I talk to my parents about what I’d like in the event something happens, but it’s obviously not a topic anyone wants to talk about, so I figured I’d write it here.
A funeral is for the living, so I’d want my family and friends to do what gives them peace and comfort, but here are a few things I request.
- No pictures/video cameras/ live streams (of “me” or crying people. Feel free to snap pics of all the happy reunions). If you can’t attend, take your pick of things you can do:
- Plant a tree
- Drink/eat something delicious
- Do something kind for someone else. Here are a few examples,
- Say thank you.
- Be courteous on a call to a service center.
- Hold the door open for someone.
- Be that person who makes awkward elevator small talk.
- Ask someone how they’re doing and actually listen to their response.
- Call someone you haven’t spoke to in a long time.
- Tell the Publix cashier SCREW YOU when they ask if you want to donate a dollar to save the world. Just kidding. Kind of, but not really.
- Tell the people you love that you love them. Literally, say the words out loud and feel free to have a long awkward moment.

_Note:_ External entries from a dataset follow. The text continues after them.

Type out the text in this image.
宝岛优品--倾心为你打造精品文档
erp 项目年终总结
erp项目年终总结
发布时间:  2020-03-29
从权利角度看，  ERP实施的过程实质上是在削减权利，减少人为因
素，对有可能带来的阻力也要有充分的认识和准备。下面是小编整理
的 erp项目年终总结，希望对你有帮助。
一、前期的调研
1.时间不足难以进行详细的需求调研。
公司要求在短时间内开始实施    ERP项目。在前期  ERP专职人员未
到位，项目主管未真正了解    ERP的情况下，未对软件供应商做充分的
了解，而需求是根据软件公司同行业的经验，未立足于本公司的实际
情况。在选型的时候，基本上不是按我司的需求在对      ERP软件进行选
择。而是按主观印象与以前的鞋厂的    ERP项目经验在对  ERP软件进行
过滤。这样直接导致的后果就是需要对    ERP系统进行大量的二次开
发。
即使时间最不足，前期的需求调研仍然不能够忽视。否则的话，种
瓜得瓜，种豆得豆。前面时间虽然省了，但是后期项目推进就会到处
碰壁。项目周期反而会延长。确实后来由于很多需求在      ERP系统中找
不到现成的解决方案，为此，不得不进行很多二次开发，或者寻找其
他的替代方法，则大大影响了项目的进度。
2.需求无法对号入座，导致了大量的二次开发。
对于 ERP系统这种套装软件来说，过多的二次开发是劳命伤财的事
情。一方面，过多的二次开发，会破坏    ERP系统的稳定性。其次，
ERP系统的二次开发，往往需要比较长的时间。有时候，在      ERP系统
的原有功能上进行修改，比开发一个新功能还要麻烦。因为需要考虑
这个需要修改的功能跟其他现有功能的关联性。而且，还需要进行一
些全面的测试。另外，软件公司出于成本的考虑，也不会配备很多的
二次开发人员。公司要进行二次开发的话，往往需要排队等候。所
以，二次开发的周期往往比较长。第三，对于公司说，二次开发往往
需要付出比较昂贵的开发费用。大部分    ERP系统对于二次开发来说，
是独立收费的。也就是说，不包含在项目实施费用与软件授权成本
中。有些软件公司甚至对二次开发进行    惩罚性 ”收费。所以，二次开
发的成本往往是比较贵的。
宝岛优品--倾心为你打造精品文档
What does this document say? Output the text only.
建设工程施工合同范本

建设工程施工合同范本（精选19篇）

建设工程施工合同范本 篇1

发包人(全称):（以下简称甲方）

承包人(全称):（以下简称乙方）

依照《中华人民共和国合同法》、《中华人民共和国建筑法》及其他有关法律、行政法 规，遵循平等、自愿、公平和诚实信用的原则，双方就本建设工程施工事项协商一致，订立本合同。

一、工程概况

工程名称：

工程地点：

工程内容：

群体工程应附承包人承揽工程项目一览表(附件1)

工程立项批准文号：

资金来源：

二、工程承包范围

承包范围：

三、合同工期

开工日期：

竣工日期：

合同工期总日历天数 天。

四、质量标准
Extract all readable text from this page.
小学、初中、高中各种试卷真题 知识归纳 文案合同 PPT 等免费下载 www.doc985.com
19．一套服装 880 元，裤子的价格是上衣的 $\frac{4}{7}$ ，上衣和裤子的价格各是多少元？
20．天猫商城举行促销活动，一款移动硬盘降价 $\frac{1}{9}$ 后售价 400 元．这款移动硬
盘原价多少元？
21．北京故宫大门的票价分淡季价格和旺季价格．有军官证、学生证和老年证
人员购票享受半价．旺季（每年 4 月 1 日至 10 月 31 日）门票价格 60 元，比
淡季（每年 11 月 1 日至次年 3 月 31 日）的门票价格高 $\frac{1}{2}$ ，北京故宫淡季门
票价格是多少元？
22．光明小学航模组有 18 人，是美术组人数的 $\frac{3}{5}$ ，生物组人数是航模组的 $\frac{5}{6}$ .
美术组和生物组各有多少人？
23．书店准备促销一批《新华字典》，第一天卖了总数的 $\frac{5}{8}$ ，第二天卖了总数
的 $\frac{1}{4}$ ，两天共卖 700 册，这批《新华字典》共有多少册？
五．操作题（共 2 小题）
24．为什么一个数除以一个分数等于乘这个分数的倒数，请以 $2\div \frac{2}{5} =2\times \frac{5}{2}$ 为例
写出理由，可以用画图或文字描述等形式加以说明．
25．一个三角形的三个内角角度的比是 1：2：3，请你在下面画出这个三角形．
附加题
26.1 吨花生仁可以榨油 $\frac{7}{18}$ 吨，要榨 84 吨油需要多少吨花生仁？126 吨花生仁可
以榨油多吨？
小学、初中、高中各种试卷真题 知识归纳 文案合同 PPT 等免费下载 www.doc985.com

- Don’t spend all sorts of money on things for the funeral. Donate to MSF or another charity in lieu of flowers. Save money on an elaborate casket and spend it on some good food/booze for the funeral.
- I’d like my family to plant a tree. I don’t know, but something about planting a tree or something that brings life into this world makes me realize that Life goes on and will continue once I’m gone. Or friends, feel free to make a crap ton of babies if you choose :)
- That’s about it. You can do whatever else you want. Have a party. Let the hoes that I used to know kiss me from my head to my toe. Give me a paper and pen so I can write about my life of sin. A couple bottles of gin in case I don’t get in… Oh wait, that’s for Tupac.
I’ve unfortunately been to many funerals in my life so far. It’s a weird feeling. While there is often close friends and family of the deceased grieving, there are distant relatives or old friends reuniting. How strange is it that the same moment can cause such sorrow but also joy?
If I learned anything from all the funerals I’ve attended is that nothing in life is guaranteed. There’s no “You’re supposed to go to college, get married, have kids.” All there is is what you’ve got. And all you can do is make the most of that. My life has had its ups and downs. In my 23 (almost 24) years of living, I’ve experienced love, friendships and heartbreak. I wouldn’t change any of it. I am grateful for every moment (even my crazy emotional ones where I write on here about how depressed I am). Those moments allow me to appreciate life in all its beauty and terror. Life was never supposed to be easy, nor do I ever want it to be. I want to work for it. I want to create it. I want to live. More than anything, I want to live and explore and love and all that cheesy nonsense. I hope that God and time and life allow me the chance to do that. And if my time is shorter than I’ve expected, then it’s been one hell of a ride.
Shoutout to all the people who make my life worth living. And an even more special shoutout to my beautiful best friend getting married on Saturday. Congratulations and I’m happy you’ve found the man you want to explore this world with. I wish you both a lifetime of happiness.